After Butcher and Canary leave, Monster, chased by the Hunters, runs into the house. Hester accepts that Monster is her son, and he tells Hester that if he is caught, the hunters will torture him. He begs her to kill him. She slits his throat like a pig, which Butcher has told her is the least painful way. The Hunters enter, see that he is dead, and drag his body away to mutilate it. Hester stands alone in her house for a moment, but soon gets her abortion tools and goes into the other room to continue her work.

==Characters==
- Hester Smith: The abortion provider and main character. Her son has been sent to jail by the First Lady.
- Canary Mary: A friend of Hester's and a "kept woman", a sex-worker.
- The Mayor: Leader of a small piece of land. Cheats on his wife with Canary Mary.
- The First Lady: The Mayor's wife. She is unable to bear children, which bothers the Mayor. She sent Hester's son to jail.
- Butcher: A local butcher who falls in love with Hester.
- Monster: An escaped convict who turns out to be Hester's son. His real name is Boy Smith.
- Freedom Fund Lady: Collects money from Hester for the picnic bail.
- Scribe: He writes beautifully, and Hester goes to him so he can write a letter to her son for her.
- First, Second, and Third Hunter: All three of them are bent on catching Monster for a monetary prize so they can torture him.
- Jailbait: He is mistaken for Hester's son, and he's the one who has the dream picnics with Hester.
- Guard: Brings Jailbait to Hester.
- Waiting Woman #1 and #2: Two women waiting to abort their child.
- 3 Freshly Freed Prisoners: They sing a song during the play.

==Language==

Suzan-Lori Parks created a separate type of language called "Talk". It is used only by the women in the play. The women who speak in "Talk" also speak English but use "Talk" when they are talking about pregnancy or vaginas.

Here is an example of "Talk":

Canary: Die la-sah Chung-chung? Sah Chung-chung lay schreck, lay frokum, lay woah woah crisp woah-ya.

Translation: And her pussy?
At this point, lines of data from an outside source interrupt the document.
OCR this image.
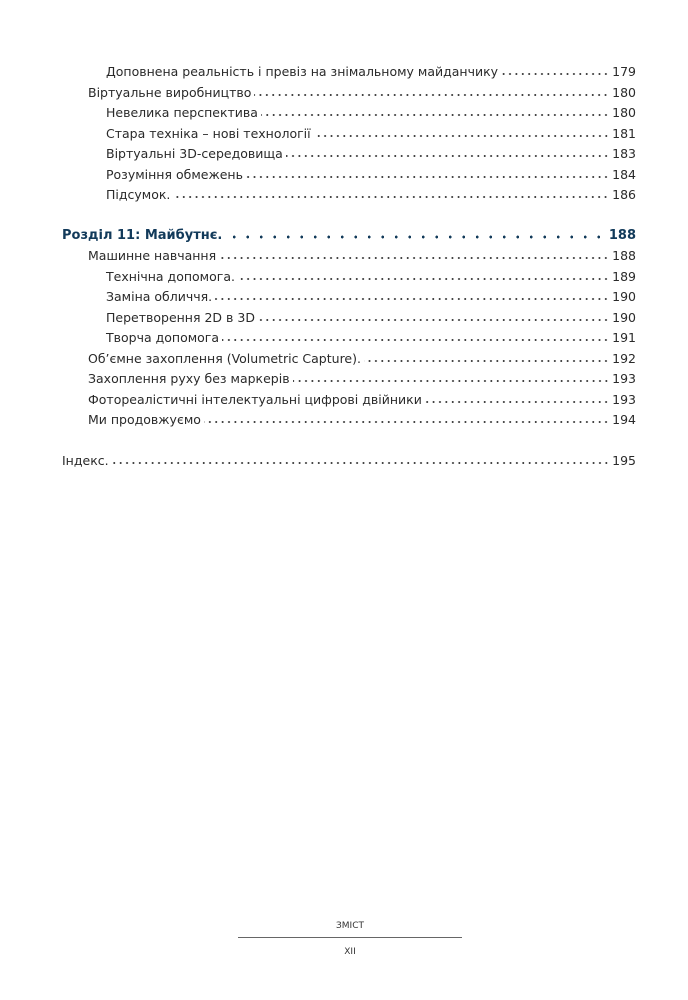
Доповнена реальність і превіз на знімальному майданчику	179
Віртуальне виробництво	180
Невелика перспектива	180
Стара техніка – нові технології	181
Віртуальні 3D-середовища	183
Розуміння обмежень	184
Підсумок.	186
Розділ 11: Майбутнє.	188
Машинне навчання	188
Технічна допомога.	189
Заміна обличчя.	190
Перетворення 2D в 3D	190
Творча допомога	191
Об’ємне захоплення (Volumetric Capture).	192
Захоплення руху без маркерів	193
Фотореалістичні інтелектуальні цифрові двійники	193
Ми продовжуємо	194
Індекс.	195
ЗМІСТ
XII
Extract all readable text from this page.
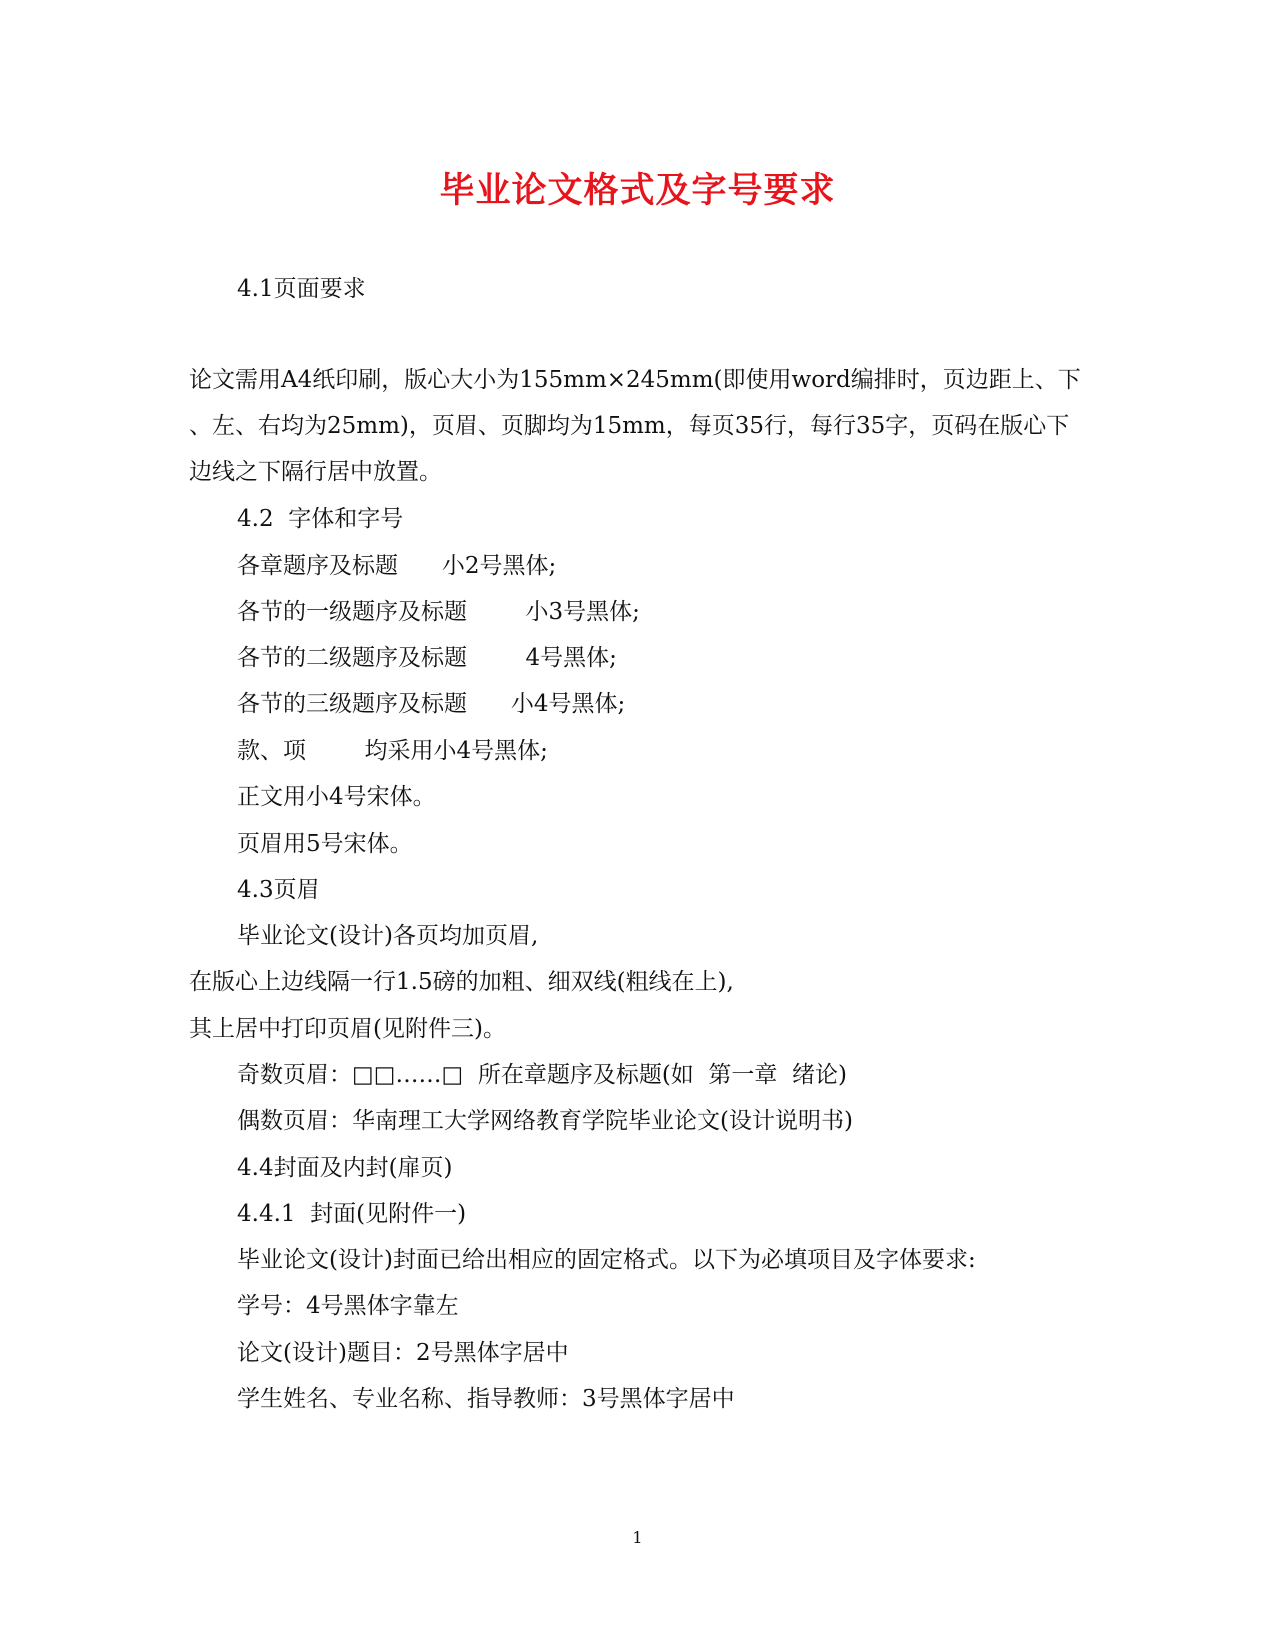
毕业论文格式及字号要求
4.1页面要求
论文需用A4纸印刷，版心大小为155mm×245mm(即使用word编排时，页边距上、下
、左、右均为25mm)，页眉、页脚均为15mm，每页35行，每行35字，页码在版心下
边线之下隔行居中放置。
4.2  字体和字号
各章题序及标题      小2号黑体;
各节的一级题序及标题        小3号黑体;
各节的二级题序及标题        4号黑体;
各节的三级题序及标题      小4号黑体;
款、项        均采用小4号黑体;
正文用小4号宋体。
页眉用5号宋体。
4.3页眉
毕业论文(设计)各页均加页眉,
在版心上边线隔一行1.5磅的加粗、细双线(粗线在上),
其上居中打印页眉(见附件三)。
奇数页眉：□□……□  所在章题序及标题(如  第一章  绪论)
偶数页眉：华南理工大学网络教育学院毕业论文(设计说明书)
4.4封面及内封(扉页)
4.4.1  封面(见附件一)
毕业论文(设计)封面已给出相应的固定格式。以下为必填项目及字体要求:
学号：4号黑体字靠左
论文(设计)题目：2号黑体字居中
学生姓名、专业名称、指导教师：3号黑体字居中
1
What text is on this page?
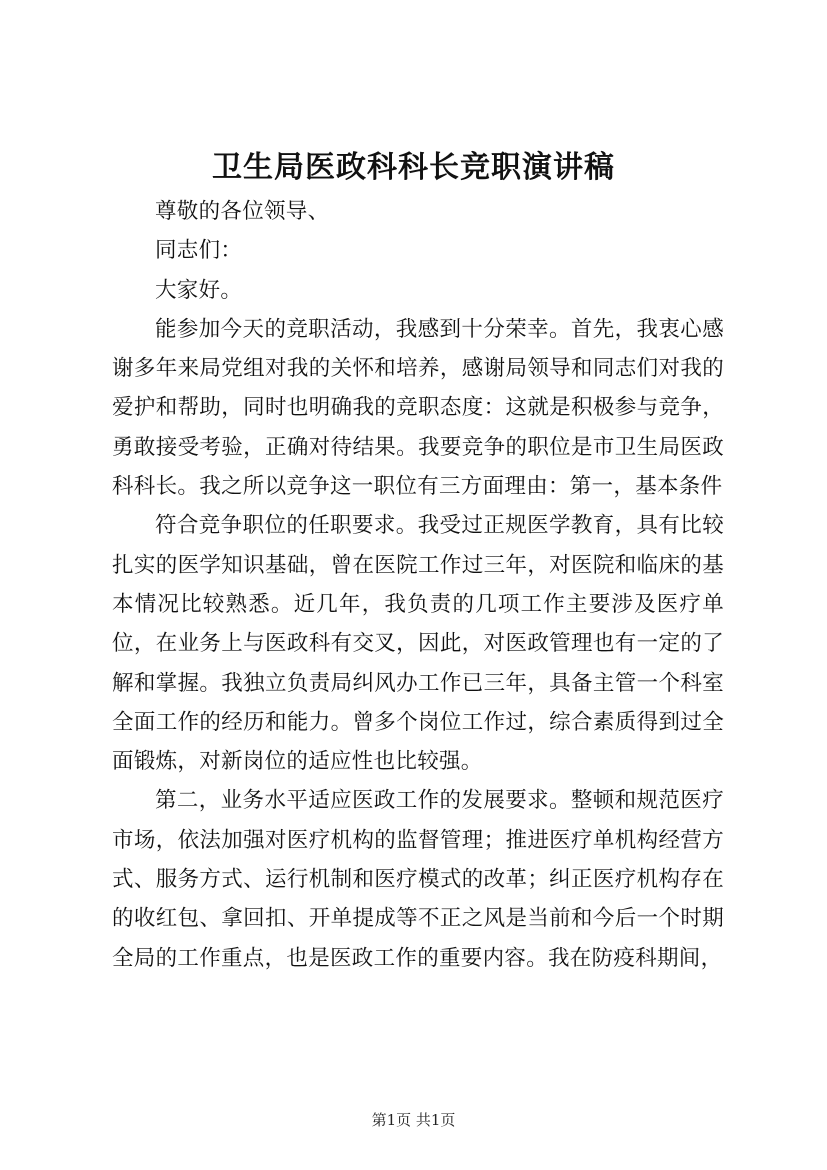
卫生局医政科科长竞职演讲稿

尊敬的各位领导、

同志们：

大家好。

能参加今天的竞职活动，我感到十分荣幸。首先，我衷心感谢多年来局党组对我的关怀和培养，感谢局领导和同志们对我的爱护和帮助，同时也明确我的竞职态度：这就是积极参与竞争，勇敢接受考验，正确对待结果。我要竞争的职位是市卫生局医政科科长。我之所以竞争这一职位有三方面理由：第一，基本条件

符合竞争职位的任职要求。我受过正规医学教育，具有比较扎实的医学知识基础，曾在医院工作过三年，对医院和临床的基本情况比较熟悉。近几年，我负责的几项工作主要涉及医疗单位，在业务上与医政科有交叉，因此，对医政管理也有一定的了解和掌握。我独立负责局纠风办工作已三年，具备主管一个科室全面工作的经历和能力。曾多个岗位工作过，综合素质得到过全面锻炼，对新岗位的适应性也比较强。

第二，业务水平适应医政工作的发展要求。整顿和规范医疗市场，依法加强对医疗机构的监督管理；推进医疗单机构经营方式、服务方式、运行机制和医疗模式的改革；纠正医疗机构存在的收红包、拿回扣、开单提成等不正之风是当前和今后一个时期全局的工作重点，也是医政工作的重要内容。我在防疫科期间，

第1页 共1页
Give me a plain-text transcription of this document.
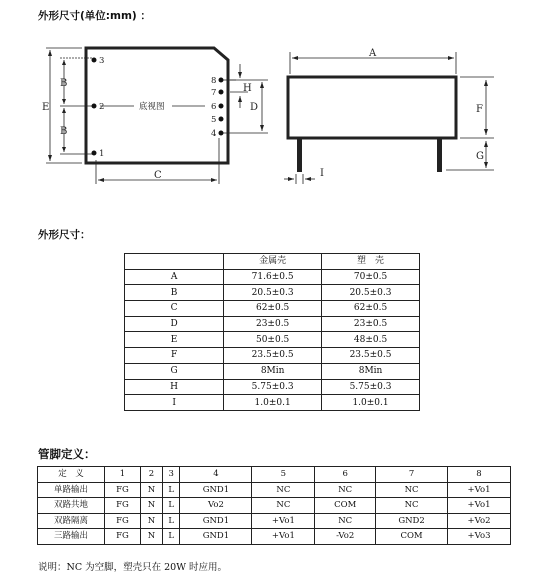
外形尺寸(单位:mm) ：
3
2
1
8
7
6
5
4
底视图
E
B
B
C
H
D
A
F
G
I
外形尺寸：
	金属壳	塑　壳
A	71.6±0.5	70±0.5
B	20.5±0.3	20.5±0.3
C	62±0.5	62±0.5
D	23±0.5	23±0.5
E	50±0.5	48±0.5
F	23.5±0.5	23.5±0.5
G	8Min	8Min
H	5.75±0.3	5.75±0.3
I	1.0±0.1	1.0±0.1
管脚定义：
定　义	1	2	3	4	5	6	7	8
单路输出	FG	N	L	GND1	NC	NC	NC	+Vo1
双路共地	FG	N	L	Vo2	NC	COM	NC	+Vo1
双路隔离	FG	N	L	GND1	+Vo1	NC	GND2	+Vo2
三路输出	FG	N	L	GND1	+Vo1	-Vo2	COM	+Vo3
说明：NC 为空脚，塑壳只在 20W 时应用。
Her pussy is so disgusting, so slack so very wholly dried out.

Hester: Rich Girl she tum woah Chun-chung crisp woah-ya, Rich Girl!

Translation: Rich girl your pussy is all dried out, Rich Girl!

When "Talk" is used, there is a projector of some sort that shows the translation onto the stage.

==Music==

Suzan-Lori Parks wrote numerous songs for this play, often performed during break-off scenes where characters will begin to sing.

This is the song "The Making of a Monster":

Monster: "The Making of a Monster"

 "You'd think it'd be hard
 To make something horrid
 It's easy.

 You'd think it would take
 So much work to create
 The Devil Incarnate
 It's easy.

 The smallest seed grows into a tree
 A grain of sand pearls in an oyster
 A small bit of hate in a heart will inflate
 And that’s so much more than enough
 To make you a Monster.

 You'd think it'd be hard
 To make something horrid
 It's easy."

==Productions==

=== Premiere ===
Fucking A was originally produced by DiverseWorks for Infernal Bridgegroom Productions on February 24, 2000, in Houston, Texas. Suzan-Lori Parks directed it. The cast included Tamarie Cooper, Amy Bruce, Charlie Scott, Amy Dickson, Andy Nelson, Troy Schulze, Lisa Marie Singerman, Cary Winscott, Keith Reynolds, Alexander Marchand, and Daniel Treadway.

=== Off-Broadway ===

==== Public Theater ====
It was presented Off-Broadway at the Public Theatre, opening on February 25, 2003. Directed by Michael Greif, the cast consisted of Susan Blommaert, Bobby Cannavale, Mos Def, Peter Gerety, Jojo Gonzalez, Jesse Lenat, S. Epatha Merkerson, Manu Narayan, Chandler Parker, Daphne Rubin-Vega and Michole Briana White.

==== Signature Theatre Company ====
It was presented Off-Broadway at the Romulus Linney Courtyard Theater, in Pershing Square Signature Center, opening on August 22, 2017, in conjunction with Parks's other play, In the Blood. These plays were presented as part of Residency One, a year-long artist residency at Signature Theatre. Directed by Jo Bonney, the cast consisted of J. Cameron Barnett, Brandon Victor Dixon, Ben Horner, Joaquina Kalukango, Marc Kudisch, Christine Lahti, Ruibo Qian, Elizabeth Stanley, and Raphael Nash Thompson.